One other thing this makes me think of: how is this all going to affect future historians looking back at our textual artifacts?
With paper, we see the original forms and, if our typography has changes, we can adjust or re-write it to make it more understandable – we know what all the ſ’s mean in Paradiſe Loſt. Further, there was no emotional meaning to those symbols that changed as the symbol’s shape changed. Milton read Paradiſe Loſt out loud the same way we read Paradise Lost, the shape isn’t relevant.
But if we save only the ASCII code of the emoji, will we know what the emoji looked like to the person who sent it? If you query Twitter’s archives for the earliest tweets with emojis, they will be rendered however your browser wants to render them now. And as the renders change – all the new “race” and “sex” modifiers, and whatnot – you will see something different from what the original author wrote.
It’s not enough to think that we’ll just have a record of this: it may be impossible to find LG’s 2011 version of a slightly-grimacing smiley-face in a hundred years, let alone that that was even the medium the author was using when they wrote their work.
We’re placing a lot of meaning in individual characters that have no standardized representations or associations, and no guarantee that the same characters will even continue to look the same in the coming decades. And when the look of the character is the entire point — in contrast to ſ and s — that’s a big problem.
How many nuances and double-entendres are we missing when reading 17th century literature? How many more would we be missing if there weren’t innumerable hordes of scholars spending their entire careers mining the likes of Milton?
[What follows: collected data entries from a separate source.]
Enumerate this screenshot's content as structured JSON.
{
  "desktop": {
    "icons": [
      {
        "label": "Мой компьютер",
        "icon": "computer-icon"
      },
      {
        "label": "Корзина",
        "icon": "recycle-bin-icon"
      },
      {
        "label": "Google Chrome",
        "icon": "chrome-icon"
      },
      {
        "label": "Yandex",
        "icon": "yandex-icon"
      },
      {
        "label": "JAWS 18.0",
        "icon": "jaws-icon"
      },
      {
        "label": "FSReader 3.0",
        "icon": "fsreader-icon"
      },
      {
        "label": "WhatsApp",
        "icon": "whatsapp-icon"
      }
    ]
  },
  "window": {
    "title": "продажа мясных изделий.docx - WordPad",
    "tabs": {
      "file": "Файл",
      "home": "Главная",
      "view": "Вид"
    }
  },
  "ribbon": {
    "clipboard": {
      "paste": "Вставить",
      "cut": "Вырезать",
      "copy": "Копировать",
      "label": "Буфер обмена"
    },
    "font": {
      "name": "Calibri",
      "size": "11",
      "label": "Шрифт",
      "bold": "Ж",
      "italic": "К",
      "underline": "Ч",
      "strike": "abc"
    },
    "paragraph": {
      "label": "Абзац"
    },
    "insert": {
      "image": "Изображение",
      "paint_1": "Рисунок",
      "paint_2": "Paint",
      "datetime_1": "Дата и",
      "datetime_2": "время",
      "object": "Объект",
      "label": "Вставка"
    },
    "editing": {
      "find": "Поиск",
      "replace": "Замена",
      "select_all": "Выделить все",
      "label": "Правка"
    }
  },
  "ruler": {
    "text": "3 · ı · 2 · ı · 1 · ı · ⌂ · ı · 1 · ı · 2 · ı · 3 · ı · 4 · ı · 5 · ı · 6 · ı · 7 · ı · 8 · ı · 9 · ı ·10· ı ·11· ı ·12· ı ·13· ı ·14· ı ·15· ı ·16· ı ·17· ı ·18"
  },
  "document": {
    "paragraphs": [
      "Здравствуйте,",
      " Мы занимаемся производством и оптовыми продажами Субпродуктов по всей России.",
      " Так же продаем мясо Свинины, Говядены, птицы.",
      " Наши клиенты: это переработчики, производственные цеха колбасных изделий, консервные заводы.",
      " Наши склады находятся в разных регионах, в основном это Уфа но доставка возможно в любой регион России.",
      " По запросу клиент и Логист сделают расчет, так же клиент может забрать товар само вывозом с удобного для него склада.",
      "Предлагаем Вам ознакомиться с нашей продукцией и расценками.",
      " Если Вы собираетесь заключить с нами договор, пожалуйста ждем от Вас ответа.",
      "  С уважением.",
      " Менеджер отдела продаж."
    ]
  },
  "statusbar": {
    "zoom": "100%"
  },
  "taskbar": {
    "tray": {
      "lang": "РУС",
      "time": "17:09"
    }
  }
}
OTOH, how do we know there aren’t subtle distinctions in hieroglyphs that we have no way of discerning? We wouldn’t be able to read them at all if someone hadn’t found the Rosetta Stone. But maybe because papyrus and pyramid interiors were so expensive compared to today’s paper and free blogging platforms, they didn’t write down a lot of navel-gazing think-pieces about how future historians might interpret the differences between Khakheperresenb’s and Ptahhotep Tshefi’s depictions of flamingoes, and the different attitudes towards brightly colored wading birds they reveal. Or even within an individual scribe’s corpus, maybe he intended to convey something with a slight tilt of the bird’s head, or whether it’s standing on one leg or two.
Point is, if future historians have access to our emoji, they’ll likely also have access to this very article.
This. Get you Unicode right, {Apple, Frauenfelder}. although the cultural context thing might make this impossible. I don’t envy the good people on the Unicode Consortium a bit.